Sumter woman is Juvenile Justice Teacher of Year -, South Georgia News, Weather, Sports

Sumter woman is Juvenile Justice Teacher of Year

Janice Gilbert, the special education teacher at the Sumter Youth Development Campus (YDC) in Americus, has been selected as the Department of Juvenile Justice Teacher of the Year for the 2010-2011 school year.

Gilbert received the honor during DJJ's annual Education Professional Development Workshops, on Monday, February 8, at the Georgia Public Safety Training Center in Forsyth.  Gilbert's term as Teacher of the Year will begin on July 1, 2010.

Gilbert has worked at the Sumter YDC for 3 years. She has been a teacher for 25 years, spending most of her career as a special education teacher and assistant principal in the Randolph County School System.  Gilbert said she was "shocked and honored," by the award.

 "I was just recognized for doing my job and doing what I love every day," she said.

Gilbert said she found teaching in a juvenile facility was not all that different than teaching in any other public school system.  She said the key to reaching young people is to show them that you care about them.

"You can open kids up to the world of education by showing them that you're there for them," she said.

Department of Juvenile Justice Commissioner Albert Murray said education is among the most valuable services DJJ provides to youth in our care, and that teachers are key to the agency's success.

"People like Ms. Gilbert and her colleagues are essential to the department accomplishing its goals," Murray said.

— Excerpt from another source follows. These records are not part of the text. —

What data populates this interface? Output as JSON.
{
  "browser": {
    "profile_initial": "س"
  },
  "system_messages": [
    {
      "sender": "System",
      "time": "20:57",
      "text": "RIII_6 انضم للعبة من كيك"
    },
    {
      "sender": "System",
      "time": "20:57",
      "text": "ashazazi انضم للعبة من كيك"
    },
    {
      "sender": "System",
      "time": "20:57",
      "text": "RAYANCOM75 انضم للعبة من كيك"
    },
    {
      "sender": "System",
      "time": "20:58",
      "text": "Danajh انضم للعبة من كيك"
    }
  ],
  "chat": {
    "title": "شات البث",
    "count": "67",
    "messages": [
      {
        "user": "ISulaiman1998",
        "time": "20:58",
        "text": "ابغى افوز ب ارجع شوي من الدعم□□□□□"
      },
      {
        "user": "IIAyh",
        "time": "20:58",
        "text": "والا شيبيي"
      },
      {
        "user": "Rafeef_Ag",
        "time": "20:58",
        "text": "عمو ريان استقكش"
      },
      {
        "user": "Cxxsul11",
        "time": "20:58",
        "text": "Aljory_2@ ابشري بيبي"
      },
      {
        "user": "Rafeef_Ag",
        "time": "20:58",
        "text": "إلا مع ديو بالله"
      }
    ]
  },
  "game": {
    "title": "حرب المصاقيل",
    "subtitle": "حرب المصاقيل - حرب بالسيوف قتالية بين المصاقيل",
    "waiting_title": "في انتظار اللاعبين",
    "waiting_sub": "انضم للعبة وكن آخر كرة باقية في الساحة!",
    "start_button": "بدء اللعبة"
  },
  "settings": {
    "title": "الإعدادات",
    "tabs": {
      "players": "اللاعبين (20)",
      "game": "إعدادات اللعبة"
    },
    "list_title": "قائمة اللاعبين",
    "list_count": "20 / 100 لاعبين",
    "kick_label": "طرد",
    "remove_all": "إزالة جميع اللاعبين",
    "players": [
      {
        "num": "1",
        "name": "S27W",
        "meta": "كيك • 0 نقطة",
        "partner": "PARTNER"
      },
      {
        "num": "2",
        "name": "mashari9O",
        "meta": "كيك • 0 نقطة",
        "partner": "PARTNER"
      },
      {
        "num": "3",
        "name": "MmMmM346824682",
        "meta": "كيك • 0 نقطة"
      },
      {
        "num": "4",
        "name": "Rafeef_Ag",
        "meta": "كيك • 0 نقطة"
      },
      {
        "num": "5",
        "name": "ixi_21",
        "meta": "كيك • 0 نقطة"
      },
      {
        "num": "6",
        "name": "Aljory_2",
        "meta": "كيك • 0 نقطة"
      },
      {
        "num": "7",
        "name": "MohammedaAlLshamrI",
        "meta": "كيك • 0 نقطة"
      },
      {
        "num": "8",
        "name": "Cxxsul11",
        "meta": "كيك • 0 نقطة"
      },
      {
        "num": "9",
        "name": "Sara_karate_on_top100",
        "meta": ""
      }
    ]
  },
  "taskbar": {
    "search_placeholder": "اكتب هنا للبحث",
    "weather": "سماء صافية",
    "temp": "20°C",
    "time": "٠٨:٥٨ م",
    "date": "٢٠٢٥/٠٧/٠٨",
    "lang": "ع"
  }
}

Being named DJJ's Teacher of the Year makes Gilbert eligible to be named Georgia's Teacher of the Year.  The Georgia Teacher of the Year Award will be announced by the Georgia Department of Education this May. 

Gilbert follows outgoing 2009-2010 DJJ Teacher of the Year Betsy Stone, a special education teacher from the Aaron Cohn Regional Youth Detention Center (RYDC). 

The Georgia Department of Juvenile Justice is Georgia's 181st school district and has accreditation from the Southern Association of Colleges and Schools. All DJJ teachers are certified. Students in short-term RYDCs and long-term YDCs both receive 330 minutes of instruction each day year round. Students in DJJ schools can achieve a GED, high school diploma or special education diploma. All academic and vocational credits awarded are transferable with the youth upon a return to the community.